Tel le royaume de Dieu, les choses invisibles sont de loin les plus importantes pour nous, humains. Elles ne sont que ressenties : amitié, amour, pardon, respect, compassion, grâce, confiance, sont autant d’éléments qui sont essentiels, au centre de notre vie, au centre des enseignements du Christ.

Mais nous, chrétiens, avons de plus en plus de mal à « faire passer le message » comme l’on dit souvent ! Le monde autour de nous reste coi ou passe Dieu sous silence et ne s’intéresse finalement qu’aux choses très concrètes. De ce fait, comme le souligne Karl Rahner*, l’Eglise entre de plus en plus en « condition de diaspora », caractérisant ainsi la situation du chrétien dans un monde qui n’est plus chrétien.

Globalisation, consommation et sécularisation galopent autour de nous et l’on a souvent reproché à Karl Rahner son découragement lorsqu’il déclare que nous sommes devenus des « chrétiens anonymes » dans le monde actuel. Devons-nous demeurer figés sur place et nous contenter d’un rôle de spectateur ? Non, bien entendu, et je pense qu’il ne faut pas rester dans la nostalgie d’un passé brillant mais s’adapter pour mieux communiquer et servir avec passion la Parole du Christ.

Car en fin de compte, nous vivons dans un monde incapable de donner réponse aux questions essentielles ou encore de nous aider à comprendre notre destin et le « pourquoi » de notre présence ici-bas. Seuls les mots de Jésus apportent une réponse à tout ça.

Oui, Jésus trouve les mots justes lorsqu’il nous parle du Royaume de Dieu et qu’il le compare à cette minuscule semence qui grandit, germe et nous apporte le grain qui nous nourrit.
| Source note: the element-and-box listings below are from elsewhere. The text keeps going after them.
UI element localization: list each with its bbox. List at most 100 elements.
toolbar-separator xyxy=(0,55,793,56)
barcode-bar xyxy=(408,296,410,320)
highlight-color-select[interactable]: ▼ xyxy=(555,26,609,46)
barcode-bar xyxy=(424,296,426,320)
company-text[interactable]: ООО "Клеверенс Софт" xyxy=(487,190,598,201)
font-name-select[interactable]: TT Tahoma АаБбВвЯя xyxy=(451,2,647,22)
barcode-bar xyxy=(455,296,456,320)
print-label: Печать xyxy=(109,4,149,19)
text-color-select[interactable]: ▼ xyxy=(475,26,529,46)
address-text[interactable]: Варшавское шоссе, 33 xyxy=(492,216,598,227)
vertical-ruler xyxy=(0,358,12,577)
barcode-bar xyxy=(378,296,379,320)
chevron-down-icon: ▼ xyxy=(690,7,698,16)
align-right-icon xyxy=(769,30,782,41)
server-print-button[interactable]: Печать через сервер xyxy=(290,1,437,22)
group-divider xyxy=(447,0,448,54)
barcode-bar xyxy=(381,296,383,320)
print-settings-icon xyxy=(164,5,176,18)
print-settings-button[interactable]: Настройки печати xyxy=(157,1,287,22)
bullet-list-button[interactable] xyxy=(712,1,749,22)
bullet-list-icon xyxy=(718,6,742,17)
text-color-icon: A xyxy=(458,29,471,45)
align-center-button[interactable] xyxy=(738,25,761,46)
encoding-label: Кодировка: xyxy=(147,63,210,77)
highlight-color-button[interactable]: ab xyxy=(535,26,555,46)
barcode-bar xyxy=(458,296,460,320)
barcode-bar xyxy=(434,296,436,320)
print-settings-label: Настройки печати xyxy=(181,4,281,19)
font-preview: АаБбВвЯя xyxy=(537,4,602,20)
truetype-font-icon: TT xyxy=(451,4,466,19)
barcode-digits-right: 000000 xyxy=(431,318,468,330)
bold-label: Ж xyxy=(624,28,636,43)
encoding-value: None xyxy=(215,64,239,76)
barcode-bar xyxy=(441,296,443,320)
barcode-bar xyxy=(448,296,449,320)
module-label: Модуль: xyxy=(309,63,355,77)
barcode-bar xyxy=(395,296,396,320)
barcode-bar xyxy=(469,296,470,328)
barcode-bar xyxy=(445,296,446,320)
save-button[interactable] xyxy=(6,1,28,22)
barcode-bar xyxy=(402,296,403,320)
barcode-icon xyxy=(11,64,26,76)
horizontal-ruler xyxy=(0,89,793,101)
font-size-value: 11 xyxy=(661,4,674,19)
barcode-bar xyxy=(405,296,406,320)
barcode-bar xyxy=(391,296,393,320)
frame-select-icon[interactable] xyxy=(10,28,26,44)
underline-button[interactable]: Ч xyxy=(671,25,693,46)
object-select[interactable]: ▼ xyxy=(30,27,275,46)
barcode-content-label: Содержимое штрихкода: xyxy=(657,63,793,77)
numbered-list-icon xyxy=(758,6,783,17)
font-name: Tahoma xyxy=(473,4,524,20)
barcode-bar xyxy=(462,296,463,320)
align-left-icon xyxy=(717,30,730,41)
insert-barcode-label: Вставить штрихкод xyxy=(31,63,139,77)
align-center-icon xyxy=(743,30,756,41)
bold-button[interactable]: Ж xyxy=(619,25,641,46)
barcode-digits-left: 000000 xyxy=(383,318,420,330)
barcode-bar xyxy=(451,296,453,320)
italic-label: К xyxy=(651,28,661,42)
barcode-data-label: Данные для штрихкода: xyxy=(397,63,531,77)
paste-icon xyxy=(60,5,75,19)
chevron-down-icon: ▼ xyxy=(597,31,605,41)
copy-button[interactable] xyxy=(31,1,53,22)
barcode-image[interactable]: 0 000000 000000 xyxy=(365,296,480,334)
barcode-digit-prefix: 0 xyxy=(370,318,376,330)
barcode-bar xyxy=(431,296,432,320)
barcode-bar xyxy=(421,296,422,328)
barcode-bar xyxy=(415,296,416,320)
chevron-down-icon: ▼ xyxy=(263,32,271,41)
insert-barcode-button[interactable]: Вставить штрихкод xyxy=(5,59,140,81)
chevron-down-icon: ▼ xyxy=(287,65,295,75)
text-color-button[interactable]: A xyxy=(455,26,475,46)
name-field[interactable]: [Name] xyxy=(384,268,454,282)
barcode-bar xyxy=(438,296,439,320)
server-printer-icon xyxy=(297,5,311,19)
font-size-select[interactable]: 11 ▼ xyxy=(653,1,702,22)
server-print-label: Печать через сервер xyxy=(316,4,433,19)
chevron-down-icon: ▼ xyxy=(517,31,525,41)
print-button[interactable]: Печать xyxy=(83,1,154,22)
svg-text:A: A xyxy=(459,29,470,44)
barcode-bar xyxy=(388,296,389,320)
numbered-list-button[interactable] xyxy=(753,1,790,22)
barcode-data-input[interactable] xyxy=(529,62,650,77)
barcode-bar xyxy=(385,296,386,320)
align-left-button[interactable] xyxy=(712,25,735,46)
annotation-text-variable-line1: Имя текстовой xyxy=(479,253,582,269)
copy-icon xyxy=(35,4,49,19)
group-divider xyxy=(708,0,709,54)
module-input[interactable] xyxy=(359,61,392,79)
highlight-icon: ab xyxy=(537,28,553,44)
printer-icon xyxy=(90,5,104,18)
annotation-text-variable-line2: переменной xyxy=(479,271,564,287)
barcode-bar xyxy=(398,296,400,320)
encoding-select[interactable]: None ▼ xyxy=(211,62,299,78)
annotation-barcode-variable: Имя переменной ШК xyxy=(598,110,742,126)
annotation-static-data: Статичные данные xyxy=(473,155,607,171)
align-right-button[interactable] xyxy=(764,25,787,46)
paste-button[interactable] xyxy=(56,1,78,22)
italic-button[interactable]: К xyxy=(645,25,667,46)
Car, finalement, c’est la seule nourriture qui compte vraiment.

Bernard

* Karl Rahner (1904-1984), prêtre jésuite allemand, très nombreuses œuvres publiées chez DDB, Paris

Evangile de Jésus-Christ selon saint Marc (4, 26-34)


26 Jésus disait : « Il en est du règne de Dieu comme d’un homme qui jette le grain dans son champ :

27 nuit et jour, qu’il dorme ou qu’il se lève, la semence germe et grandit, il ne sait comment.

28 D’elle-même, la terre produit d’abord l’herbe, puis l’épi, enfin du blé plein l’épi.

29 Et dès que le grain le permet, on y met la faucille, car c’est le temps de la moisson. »

30 Il disait encore : « A quoi pouvons-nous comparer le règne de Dieu ? Par quelle parabole allons-nous le représenter ?

31 Il est comme une graine de moutarde : quand on la sème en terre, elle est la plus petite de toutes les semences du monde.

32 Mais quand on l’a semée, elle grandit et dépasse toutes les plantes potagères ; et elle étend de longues branches, si bien que les oiseaux du ciel peuvent faire leur nid à son ombre. »

33 Par de nombreuses paraboles semblables, Jésus leur annonçait la Parole, dans la mesure où ils étaient capables de la comprendre.

34 Il ne leur disait rien sans employer de paraboles, mais en particulier, il expliquait tout à ses disciples.